Waiting For You (Reprise/ WEA)

Natürlich ist das Boring-Old-Fart- Folk, ohne nennenswerte Entwicklung über die Jahre. Alter Wein in alten Schläuchen sozusagen, aber dafür auch weitgehend frei von zeitgenössischen Verschleimungserscheinungen und in kleineren Gaben durchaus zu genießen. Doch, doch.
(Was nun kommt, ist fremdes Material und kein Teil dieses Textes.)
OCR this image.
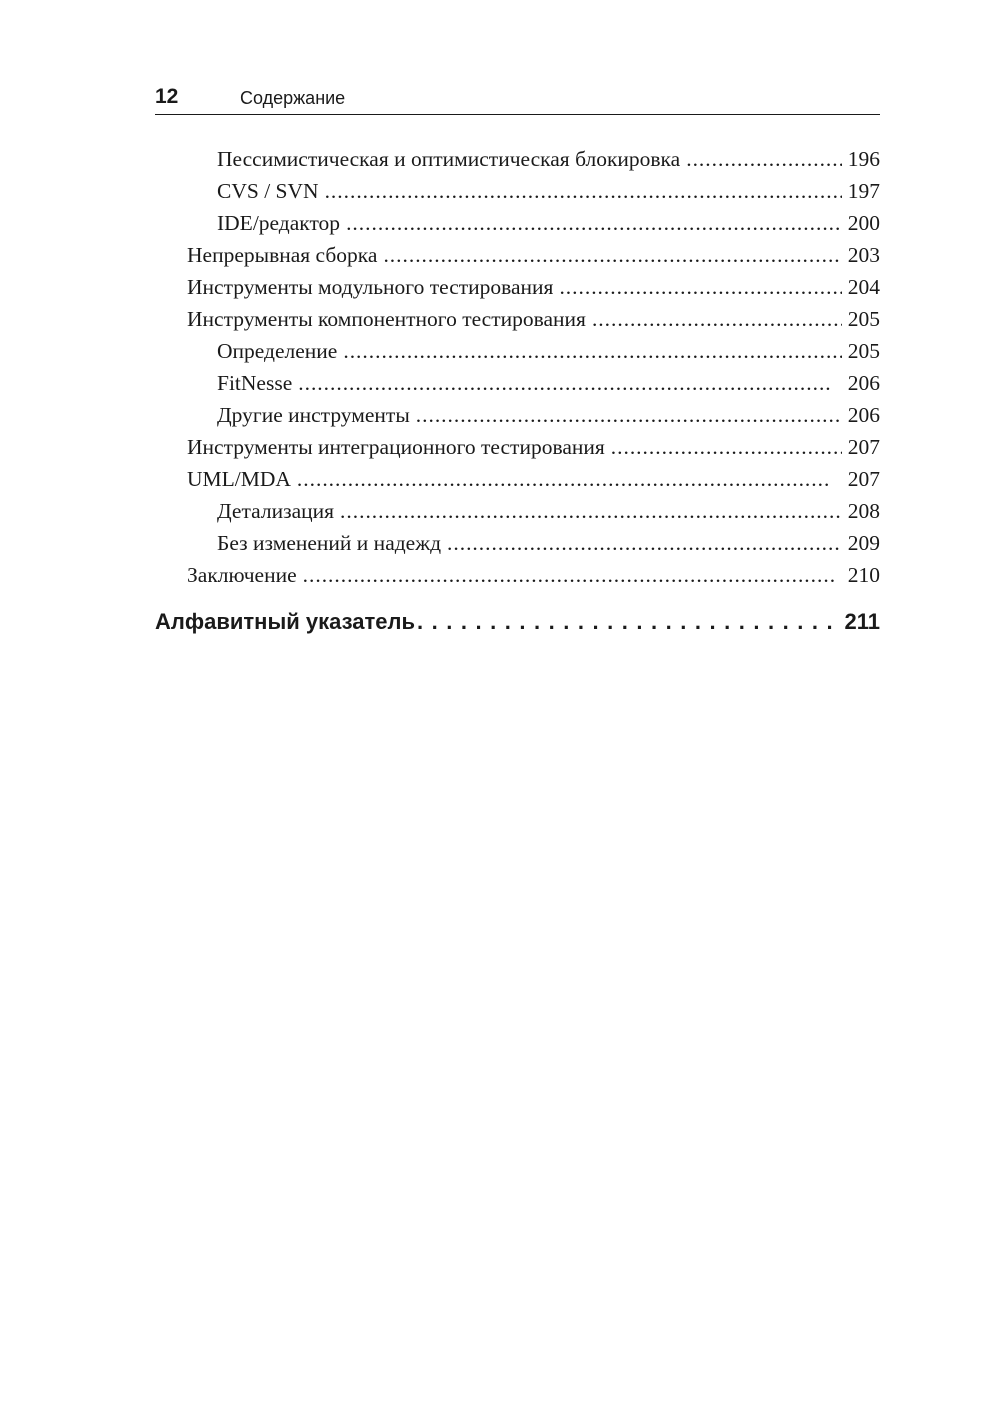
12	Содержание
Пессимистическая и оптимистическая блокировка . . .	196
CVS / SVN . . .	197
IDE/редактор . . .	200
Непрерывная сборка . . .	203
Инструменты модульного тестирования . . .	204
Инструменты компонентного тестирования . . .	205
Определение . . .	205
FitNesse . . .	206
Другие инструменты . . .	206
Инструменты интеграционного тестирования . . .	207
UML/MDA . . .	207
Детализация . . .	208
Без изменений и надежд . . .	209
Заключение . . .	210
Алфавитный указатель . . .	211
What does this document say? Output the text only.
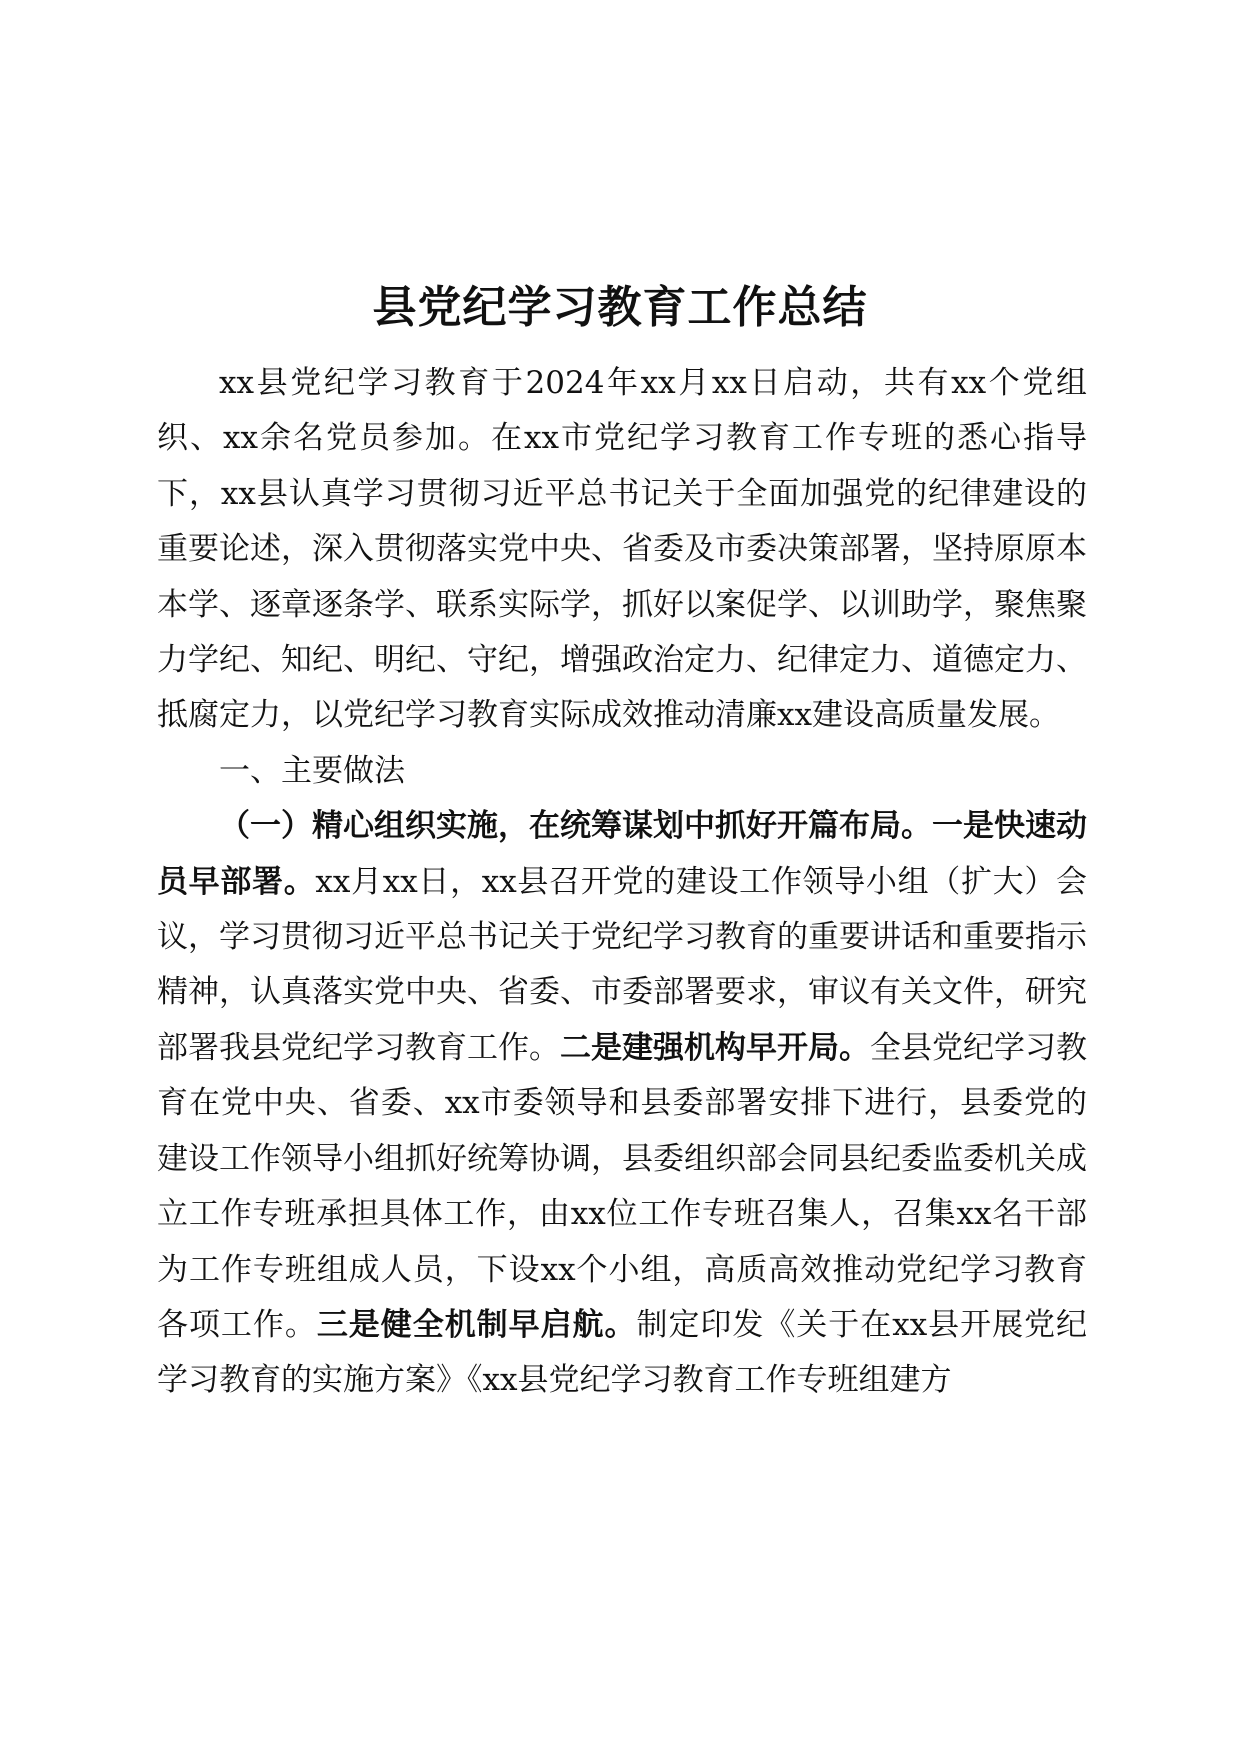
县党纪学习教育工作总结

xx县党纪学习教育于2024年xx月xx日启动，共有xx个党组织、xx余名党员参加。在xx市党纪学习教育工作专班的悉心指导下，xx县认真学习贯彻习近平总书记关于全面加强党的纪律建设的重要论述，深入贯彻落实党中央、省委及市委决策部署，坚持原原本本学、逐章逐条学、联系实际学，抓好以案促学、以训助学，聚焦聚力学纪、知纪、明纪、守纪，增强政治定力、纪律定力、道德定力、抵腐定力，以党纪学习教育实际成效推动清廉xx建设高质量发展。

一、主要做法

（一）精心组织实施，在统筹谋划中抓好开篇布局。一是快速动员早部署。xx月xx日，xx县召开党的建设工作领导小组（扩大）会议，学习贯彻习近平总书记关于党纪学习教育的重要讲话和重要指示精神，认真落实党中央、省委、市委部署要求，审议有关文件，研究部署我县党纪学习教育工作。二是建强机构早开局。全县党纪学习教育在党中央、省委、xx市委领导和县委部署安排下进行，县委党的建设工作领导小组抓好统筹协调，县委组织部会同县纪委监委机关成立工作专班承担具体工作，由xx位工作专班召集人，召集xx名干部为工作专班组成人员，下设xx个小组，高质高效推动党纪学习教育各项工作。三是健全机制早启航。制定印发《关于在xx县开展党纪学习教育的实施方案》《xx县党纪学习教育工作专班组建方
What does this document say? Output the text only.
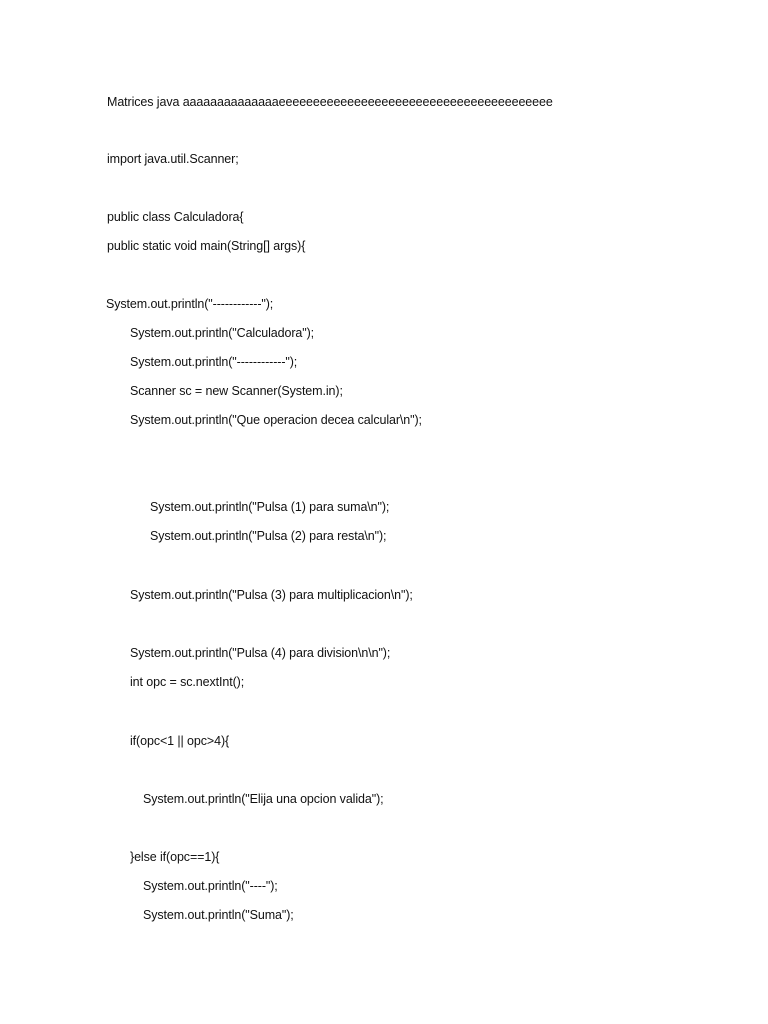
Matrices java aaaaaaaaaaaaaaeeeeeeeeeeeeeeeeeeeeeeeeeeeeeeeeeeeeeeee
import java.util.Scanner;
public class Calculadora{
public static void main(String[] args){
System.out.println("------------");
System.out.println("Calculadora");
System.out.println("------------");
Scanner sc = new Scanner(System.in);
System.out.println("Que operacion decea calcular\n");
System.out.println("Pulsa (1) para suma\n");
System.out.println("Pulsa (2) para resta\n");
System.out.println("Pulsa (3) para multiplicacion\n");
System.out.println("Pulsa (4) para division\n\n");
int opc = sc.nextInt();
if(opc<1 || opc>4){
System.out.println("Elija una opcion valida");
}else if(opc==1){
System.out.println("----");
System.out.println("Suma");
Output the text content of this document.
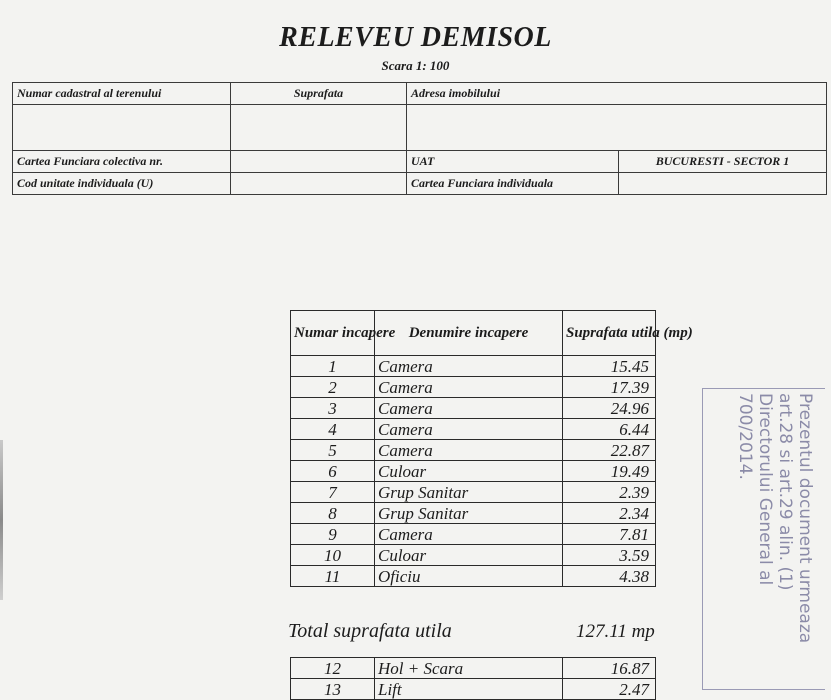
RELEVEU DEMISOL
Scara 1: 100
Numar cadastral al terenului	Suprafata	Adresa imobilului	

Cartea Funciara colectiva nr.		UAT	BUCURESTI - SECTOR 1
Cod unitate individuala (U)		Cartea Funciara individuala	
Numar incapere	Denumire incapere	Suprafata utila (mp)
1	Camera	15.45
2	Camera	17.39
3	Camera	24.96
4	Camera	6.44
5	Camera	22.87
6	Culoar	19.49
7	Grup Sanitar	2.39
8	Grup Sanitar	2.34
9	Camera	7.81
10	Culoar	3.59
11	Oficiu	4.38
Total suprafata utila	127.11 mp
12	Hol + Scara	16.87
13	Lift	2.47
Prezentul document urmeaza
art.28 si art.29 alin. (1)
Directorului General al
700/2014.
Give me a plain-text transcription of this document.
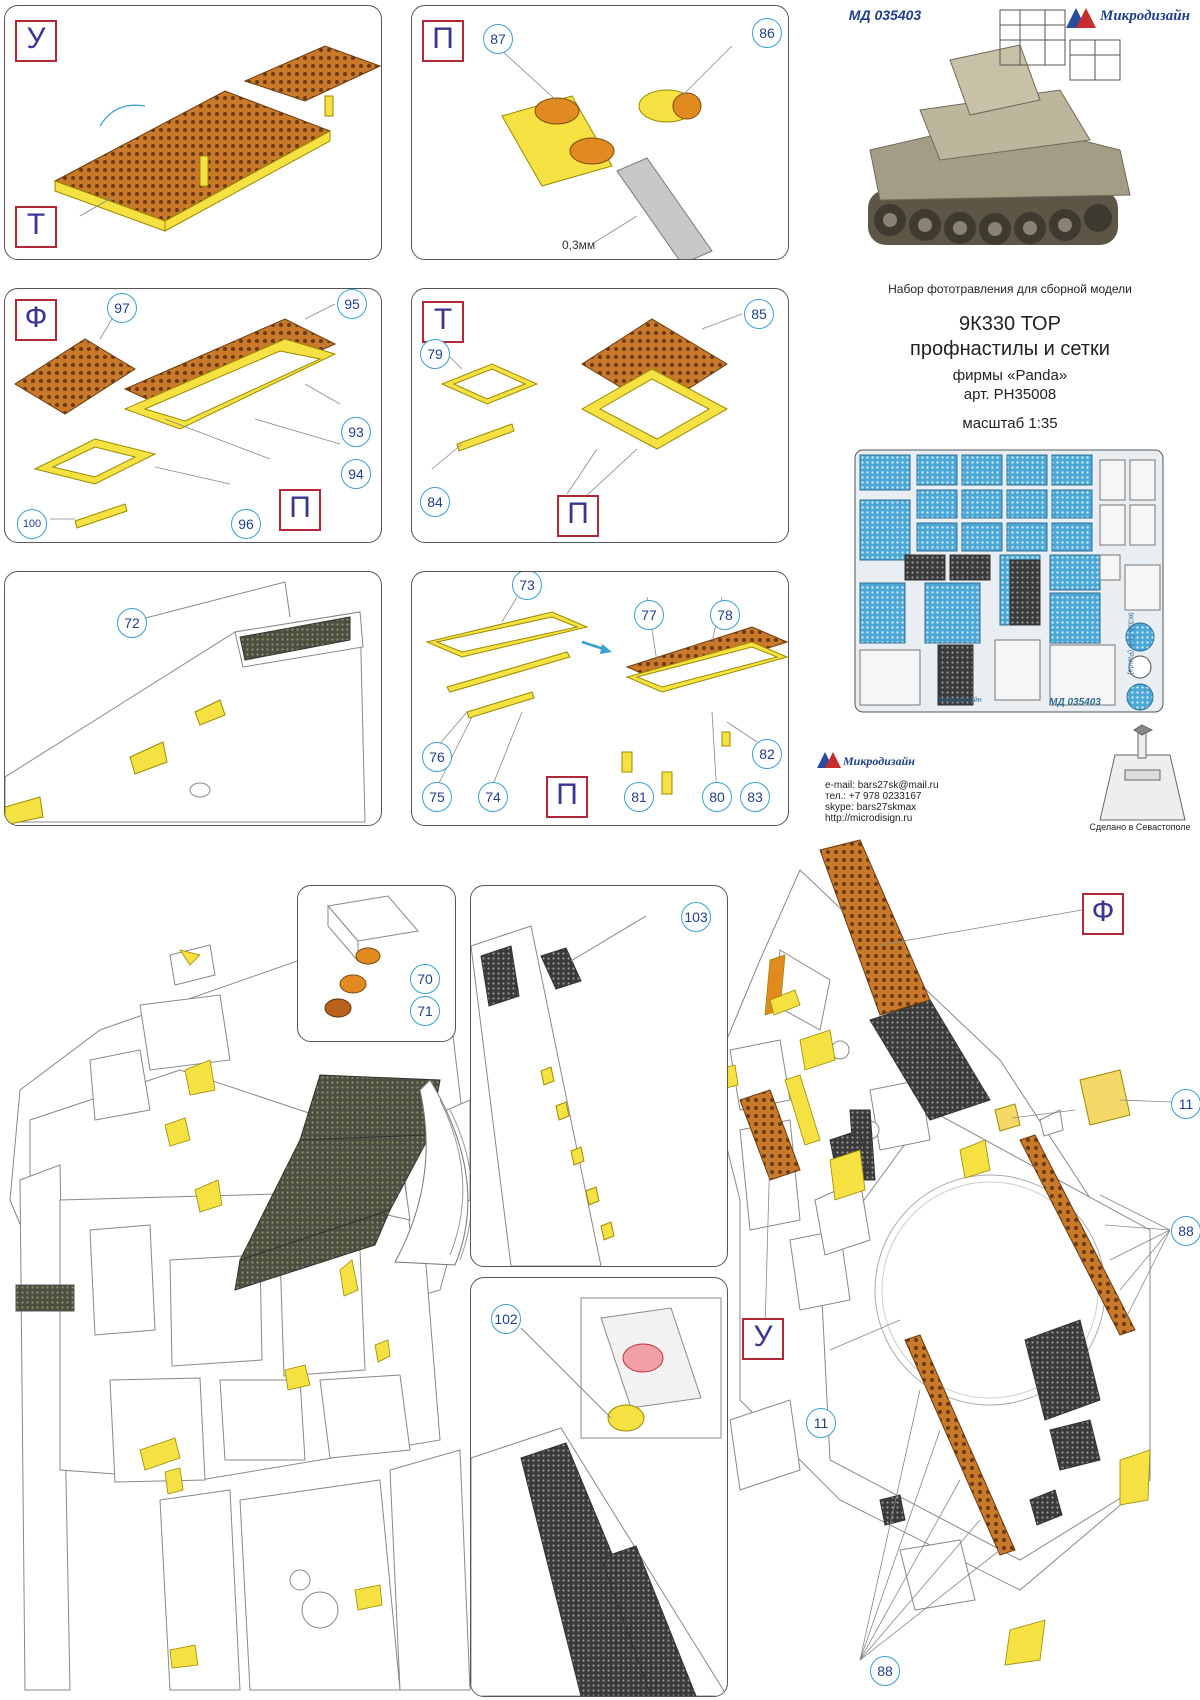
У
Т
П	87	86
0,3мм
Ф
П
97	95
93
94
96
100
Т
П
85
79
84
72
П
73
77	78
76
75	74	81	80	83
82
70
71
103
102
Ф
У
11
11
88
88
МД 035403	Микродизайн
Набор фототравления для сборной модели
9К330 ТОР
профнастилы и сетки
фирмы «Panda»
арт. PH35008
масштаб 1:35
МД 035403
Микродизайн
9К330 ТОР (Panda)
Микродизайн
e-mail: bars27sk@mail.ru
тел.: +7 978 0233167
skype: bars27skmax
http://microdisign.ru
Сделано в Севастополе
Love Is My Only Crime (Veracity/IRS)

Und noch eine Platte vom See der noch duftenderen Seelen. Ich weiß auch nicht, was mit der Branche los ist, aber in Hamburg hat sich ein Label namens „Aus Lauter Liebe“ gegründet, und dieser Sampler hier heißt „Liebe ist mein einziges Verbrechen“, im Original auf Englisch zwar, aber trotzdem. Er versammelt 21 Liebeslieder in einschlägigen Kreisen wohlbekannter mittlerer Scheiterer wie Townes van Zandt, Alex Chilton, Charlie Feathers, David Earle Johnson, aber auch jüngerer Dichterinnen und Kaffeehausrosen wie Barbara Manning, Sonya Hunter oder Loretta Velvette, alles Orginalaufnahmen im übrigen, die das Thema sozusagen kontrovers angehen: Geklappte und nicht geklappte Liebe, ausbaufähige Liebe, aussichtslose Liebe, Liebe im Ruhestand, Teenager-Liebe, mexikanische Liebe in der Borderline-Stadt, Liebe in den kleinen Städten des mittleren Westens, Liebe und Tod, alles da. Die Platte ist ohne jeden Zweifel ein größerer Glücksfall für Freunde des guten Liedes, was der Intiative eines engagierten Privatmannes namens Peter Schneider zu danken ist (nicht zu verwechseln mit dem gleichnamigen Schriftsteller). Das sollte Schule machen: Schneider hat seine in aller Welt verstreuten Helden einfach angequatscht, und, zu seiner eigenen Überraschung, sagten die meisten dieser Scheulinge sofort Ja. Offenbar quoll denen schon beinah das Herz über — so daß der Sammler Schneider quasi nur noch seinen Hut drunter halten mußte. Sowas gibt's also auch noch.